Cultura

CAPITÃO FAUSTO ESTREIA ÁLBUM NA CASA DA MÚSICA

Lançado em março, “A Invenção do Dia Claro” é o quarto álbum dos Capitão Fausto. Por Joana Novo.

Três dos singles já eram conhecidos – “Sempre teu”, “Faço as Vontades” e “Amor, a nossa vida” – quando o álbum A Invenção do Dia Claro foi lançado oficialmente. Com ele, foram anunciadas as datas da tour de apresentação que conduziram os Capitão Fausto à Casa da Música esta quinta-feira.

O concerto está esgotado e as pessoas começam a reunir-se muito antes da hora do espetáculo. Estão presentes famílias, grupos de jovens, casais mais velhos, mas acima de tudo sente-se a presença da comunidade fiel de fãs que não perde um concerto da banda de Lisboa.
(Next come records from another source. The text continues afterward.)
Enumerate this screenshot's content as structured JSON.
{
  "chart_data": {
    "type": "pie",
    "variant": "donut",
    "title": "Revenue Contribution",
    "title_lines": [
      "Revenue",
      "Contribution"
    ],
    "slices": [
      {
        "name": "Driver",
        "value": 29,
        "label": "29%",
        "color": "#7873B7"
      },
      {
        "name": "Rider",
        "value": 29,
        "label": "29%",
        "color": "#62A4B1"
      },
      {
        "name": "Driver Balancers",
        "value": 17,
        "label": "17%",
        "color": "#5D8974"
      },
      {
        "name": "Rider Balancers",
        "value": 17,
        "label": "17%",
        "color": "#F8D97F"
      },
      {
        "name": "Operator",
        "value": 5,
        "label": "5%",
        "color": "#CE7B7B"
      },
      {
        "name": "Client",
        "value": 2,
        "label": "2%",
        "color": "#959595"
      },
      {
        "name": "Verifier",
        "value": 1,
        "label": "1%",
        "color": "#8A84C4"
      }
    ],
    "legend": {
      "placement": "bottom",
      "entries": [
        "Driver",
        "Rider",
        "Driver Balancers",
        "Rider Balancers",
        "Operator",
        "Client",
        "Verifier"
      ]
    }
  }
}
A Sala Suggia (a maior da Casa da Música) enche-se num piscar de olhos, e rapidamente já toda a gente está sentada. Este é um concerto com uma disposição diferente a todos os outros – marcados por moches e encontrões – onde os Capitão Fausto foram protagonistas, mas o próprio álbum que apresentam é diferente de tudo aquilo que já fizeram.

“Certeza” é o tema de arranque, seguindo-se de “Faço as Vontades”, e se é verdade que a plateia está sentada, não podemos afirmar por completo que se encontra adormecida. À terceira obra, “Santa Ana”, o público inteiro já se encontra frenético, a gritar, a bater palmas e a vibrar ao som do solo de bateria. A energia não se perde, muito pelo contrário: o entusiasmo da plateia aumenta quando “Amanhã Tou Melhor” se ouve, uma das faixas mais conhecidas da banda.

“Nós estivemos cerca de dois anos a fazer isto e é um prazer tocá-lo aqui no Porto pela primeira vez. (…) Obrigada por virem neste dia de chuva”, afirma Tomás Wallenstein, e é quando acaba de proferir estas palavras que soam as primeiras notas de “Amor, a nossa vida”. O discurso, os acordes do piano e a energia do público que reconhece um dos mais recentes singles do último álbum e que acompanha a letra com a banda fazem deste tema um dos momentos de destaque da noite.

Mas é só quando a banda apela ao público para se levantar das cadeiras que o concerto parece tomar uma outra dimensão: a plateia levanta-se sem pensar duas vezes e é durante “Célebre Batalha de Formariz”, “A Febre” e “Morro na Praia” que a mancha de pessoas que enche a sala dança e salta como um só.

O novo álbum é bem recebido e isso sente-se. A sala transpira ânimo, e as letras d’A Invenção do Dia Claro estão decoradas de uma ponta à outra. Os Capitão Fausto recebem longas salvas de palmas e mesmo quando terminam de tocar o último tema do álbum e o último tema da noite, decerto ninguém quer realmente que aquele seja o final.